Dad blinks his eyes at me. I feel in his mind a vague fear and I don't like it, because with Dad fear means he is about to disappoint someone. "Honey, there's something I wanted to talk to you about today."

I search his dark eyes for some clue as to what he wants me to do with this information. I get a flash of Africa, but that's it. "Why didn't you—"

"I was hoping that playing together would help us break the ice and we could spend the afternoon talking. I'm guessing as I go along here."

"Guessing what?"

"How to—" His eyes drop to my chin as if he's studying a manual on how to operate alienated teenage daughters. "I just don't know how to talk to you anymore, you know? I'm not sure what to say to you."
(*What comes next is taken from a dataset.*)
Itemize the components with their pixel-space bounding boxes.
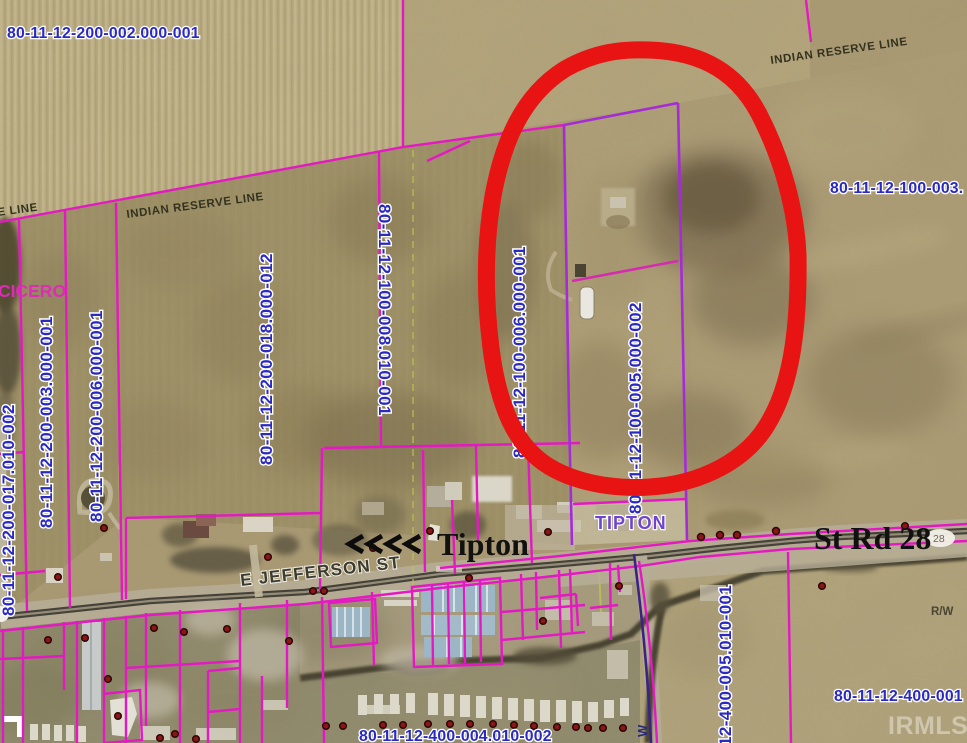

"Spit it out. Just say what you have to tell me."

"Not now. I can't now."

"Are you moving back home? Is that it?"

"No," he says as he rubs his hand over his face. "That's not it."

"So you're what? Staying in Africa forever?"

He looks up like a deer in headlights, and I read him effortlessly. He is realizing for the first time that his staying or going might actually be what
I'm
most interested in talking about. I try to read him, but all I can see are shadowy pictures of Africa and an outline of someone, someone with long hair. "I'm staying in Africa, at least for a while yet."

"Fine. Now I know. Goodbye." I get out of the car and slam the door so hard that the shocks squeak from the force. I walk toward the house, right past Gusty, who is looking at the ground as though looking at anything else is punishable by castration. I hear the buzzing of an electric window behind me and Dad calls, "Kristi!"

"What?" I reel around.

"Let's get together tomorrow, okay? I'll see if Ann will lend me her house for a couple hours. So we can talk?"

"Whatever," I tell him. We stare at each other until finally Dad looks away, starts the engine, and drives off.

Why
did this have to happen in front of Gusty?